Bees provide us with an invaluable service by pollinating plants, an indispensable part of natural and agricultural ecosystems. This is why declining bee populations are such a big concern. Of course, bees don’t do this as a favour to us – pollination is a side effect of bees collecting nectar and pollen for their nests. But in order to understand bees better, we need to understand more about how they go about finding flowers and deciding how to make the most of them. And this is why I have spent my summers tracking female bumblebees.
Alongside colleagues at Queen Mary University of London and at Rothamsted Research, we published our results in PLOS One, following for the first time every flight of forager bees over the course of their lives. This has given us remarkable insight into the very different strategies taken by different bees in their approach to carrying out their tasks.
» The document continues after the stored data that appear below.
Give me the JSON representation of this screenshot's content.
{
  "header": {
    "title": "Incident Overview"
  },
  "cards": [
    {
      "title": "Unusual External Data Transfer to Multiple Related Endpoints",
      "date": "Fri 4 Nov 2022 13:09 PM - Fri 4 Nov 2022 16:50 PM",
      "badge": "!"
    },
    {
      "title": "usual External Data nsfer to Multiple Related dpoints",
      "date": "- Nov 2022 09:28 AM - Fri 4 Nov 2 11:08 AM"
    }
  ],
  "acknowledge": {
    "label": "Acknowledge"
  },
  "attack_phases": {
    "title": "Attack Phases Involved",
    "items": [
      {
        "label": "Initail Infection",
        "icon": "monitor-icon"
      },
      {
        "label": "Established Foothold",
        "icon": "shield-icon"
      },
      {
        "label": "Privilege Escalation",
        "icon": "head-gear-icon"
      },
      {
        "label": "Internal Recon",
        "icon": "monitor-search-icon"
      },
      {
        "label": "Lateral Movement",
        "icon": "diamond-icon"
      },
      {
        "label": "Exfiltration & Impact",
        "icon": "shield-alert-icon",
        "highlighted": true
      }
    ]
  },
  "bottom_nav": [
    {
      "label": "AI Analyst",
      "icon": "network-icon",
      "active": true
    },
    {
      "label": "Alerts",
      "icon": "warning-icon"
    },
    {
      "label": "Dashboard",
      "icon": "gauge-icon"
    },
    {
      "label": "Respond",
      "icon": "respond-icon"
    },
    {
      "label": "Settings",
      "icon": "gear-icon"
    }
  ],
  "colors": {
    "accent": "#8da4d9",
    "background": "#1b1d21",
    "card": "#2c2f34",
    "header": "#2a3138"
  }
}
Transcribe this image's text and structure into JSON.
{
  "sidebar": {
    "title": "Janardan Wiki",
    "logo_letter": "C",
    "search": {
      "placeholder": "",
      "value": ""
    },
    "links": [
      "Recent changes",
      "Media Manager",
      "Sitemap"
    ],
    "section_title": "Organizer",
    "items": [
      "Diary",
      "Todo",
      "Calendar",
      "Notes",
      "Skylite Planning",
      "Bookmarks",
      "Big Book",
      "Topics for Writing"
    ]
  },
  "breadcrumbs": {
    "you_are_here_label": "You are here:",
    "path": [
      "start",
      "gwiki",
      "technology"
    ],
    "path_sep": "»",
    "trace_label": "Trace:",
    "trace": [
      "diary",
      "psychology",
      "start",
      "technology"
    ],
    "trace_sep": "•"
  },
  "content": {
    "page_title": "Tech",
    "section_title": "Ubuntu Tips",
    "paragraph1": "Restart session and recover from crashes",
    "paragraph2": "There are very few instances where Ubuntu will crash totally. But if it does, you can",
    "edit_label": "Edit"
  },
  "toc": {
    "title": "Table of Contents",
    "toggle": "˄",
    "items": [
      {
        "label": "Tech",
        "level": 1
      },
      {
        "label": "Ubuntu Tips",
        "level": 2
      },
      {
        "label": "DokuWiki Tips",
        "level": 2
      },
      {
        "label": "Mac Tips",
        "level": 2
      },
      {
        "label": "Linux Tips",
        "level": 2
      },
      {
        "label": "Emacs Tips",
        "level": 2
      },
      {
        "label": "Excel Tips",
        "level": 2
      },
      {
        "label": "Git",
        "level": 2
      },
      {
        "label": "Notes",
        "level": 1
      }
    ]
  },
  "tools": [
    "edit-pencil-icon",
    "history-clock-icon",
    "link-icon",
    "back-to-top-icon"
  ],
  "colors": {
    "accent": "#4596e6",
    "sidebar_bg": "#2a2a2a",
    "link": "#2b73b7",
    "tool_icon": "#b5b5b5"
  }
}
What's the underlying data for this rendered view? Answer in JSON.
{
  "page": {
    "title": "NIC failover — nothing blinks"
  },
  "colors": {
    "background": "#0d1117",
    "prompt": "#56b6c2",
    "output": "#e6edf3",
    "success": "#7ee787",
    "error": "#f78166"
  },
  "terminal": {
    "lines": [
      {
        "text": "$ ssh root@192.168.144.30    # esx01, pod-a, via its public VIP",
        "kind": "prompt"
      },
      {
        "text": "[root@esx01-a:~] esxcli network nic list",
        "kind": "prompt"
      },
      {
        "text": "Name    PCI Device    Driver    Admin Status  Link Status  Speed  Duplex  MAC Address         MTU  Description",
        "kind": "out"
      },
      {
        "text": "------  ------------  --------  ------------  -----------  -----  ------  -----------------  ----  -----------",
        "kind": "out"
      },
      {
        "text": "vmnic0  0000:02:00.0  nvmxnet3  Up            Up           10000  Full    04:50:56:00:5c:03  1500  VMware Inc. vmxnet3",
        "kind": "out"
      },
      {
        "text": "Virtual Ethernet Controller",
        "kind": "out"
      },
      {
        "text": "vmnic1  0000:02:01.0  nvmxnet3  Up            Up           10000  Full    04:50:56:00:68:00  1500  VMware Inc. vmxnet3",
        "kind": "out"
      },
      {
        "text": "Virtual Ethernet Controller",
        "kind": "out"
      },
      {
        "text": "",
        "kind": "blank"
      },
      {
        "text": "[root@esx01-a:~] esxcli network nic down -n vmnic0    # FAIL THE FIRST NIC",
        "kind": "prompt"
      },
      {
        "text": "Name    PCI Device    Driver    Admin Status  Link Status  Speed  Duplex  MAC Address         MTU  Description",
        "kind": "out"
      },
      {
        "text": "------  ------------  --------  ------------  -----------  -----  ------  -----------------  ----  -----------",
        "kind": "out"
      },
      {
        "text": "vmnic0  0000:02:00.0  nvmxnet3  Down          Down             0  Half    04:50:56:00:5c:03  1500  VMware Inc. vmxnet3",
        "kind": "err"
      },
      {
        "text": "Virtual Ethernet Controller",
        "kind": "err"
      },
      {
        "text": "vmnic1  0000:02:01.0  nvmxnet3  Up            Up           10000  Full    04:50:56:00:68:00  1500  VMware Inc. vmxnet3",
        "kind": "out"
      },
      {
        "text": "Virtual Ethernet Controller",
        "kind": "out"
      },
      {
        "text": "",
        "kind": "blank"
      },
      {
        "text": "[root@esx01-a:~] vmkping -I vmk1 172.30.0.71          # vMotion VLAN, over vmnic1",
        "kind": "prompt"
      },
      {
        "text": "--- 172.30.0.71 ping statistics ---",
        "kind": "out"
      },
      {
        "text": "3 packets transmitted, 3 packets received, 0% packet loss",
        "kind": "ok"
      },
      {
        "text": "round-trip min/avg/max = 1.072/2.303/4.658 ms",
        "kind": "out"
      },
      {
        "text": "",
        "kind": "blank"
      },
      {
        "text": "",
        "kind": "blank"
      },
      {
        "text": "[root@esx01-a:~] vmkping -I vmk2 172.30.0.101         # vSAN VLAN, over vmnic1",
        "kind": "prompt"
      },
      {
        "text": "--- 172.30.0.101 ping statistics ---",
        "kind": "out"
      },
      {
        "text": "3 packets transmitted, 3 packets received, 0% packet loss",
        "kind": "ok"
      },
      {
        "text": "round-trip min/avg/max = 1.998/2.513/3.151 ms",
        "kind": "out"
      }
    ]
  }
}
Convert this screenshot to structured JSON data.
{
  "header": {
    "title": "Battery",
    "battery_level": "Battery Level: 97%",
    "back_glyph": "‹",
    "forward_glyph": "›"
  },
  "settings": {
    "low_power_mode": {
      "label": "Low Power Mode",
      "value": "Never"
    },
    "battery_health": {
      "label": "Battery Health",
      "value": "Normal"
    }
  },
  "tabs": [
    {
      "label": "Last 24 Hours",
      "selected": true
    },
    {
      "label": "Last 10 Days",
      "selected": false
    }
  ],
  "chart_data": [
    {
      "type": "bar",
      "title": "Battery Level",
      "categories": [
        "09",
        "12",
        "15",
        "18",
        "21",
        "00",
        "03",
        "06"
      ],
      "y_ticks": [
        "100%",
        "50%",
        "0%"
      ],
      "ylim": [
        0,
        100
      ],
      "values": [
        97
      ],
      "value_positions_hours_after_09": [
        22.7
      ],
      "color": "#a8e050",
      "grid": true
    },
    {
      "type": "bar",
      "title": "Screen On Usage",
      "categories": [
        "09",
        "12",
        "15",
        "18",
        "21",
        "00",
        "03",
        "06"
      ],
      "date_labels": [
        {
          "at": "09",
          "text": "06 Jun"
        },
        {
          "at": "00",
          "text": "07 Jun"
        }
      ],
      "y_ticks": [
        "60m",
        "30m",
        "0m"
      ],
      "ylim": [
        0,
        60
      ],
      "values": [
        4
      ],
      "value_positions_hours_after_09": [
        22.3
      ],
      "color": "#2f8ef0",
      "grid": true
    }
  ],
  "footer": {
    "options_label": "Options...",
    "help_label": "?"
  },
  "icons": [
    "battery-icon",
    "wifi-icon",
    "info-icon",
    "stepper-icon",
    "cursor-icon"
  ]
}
From the first time they saw the light of day, emerging from their cells in the comb and knowing nothing of the world around them, we followed four bees as they learned and became seasoned foragers, until their deaths.
Because bees are so tiny, GPS trackers or radio collars are far too large and heavy for them. Instead we used harmonic radar to track the bees, which is excellent at tracking moving objects through cluttered environments full of flowers, hedges, trees, buildings, and other bees. This involves attaching a small, very light electronic transponder to the bee’s back which transforms and reflects the signal in such a way that we can identify the bee. The radar scans the landscape once every three seconds, each time reporting the bee’s position. We used large earth bumblebees (Bombus terrestris) which were bred in captivity, so we knew they were ignorant of the world at the beginning of the experiment. And then we watched their lives unfold over several weeks until, one by one, each left the nest and never returned home.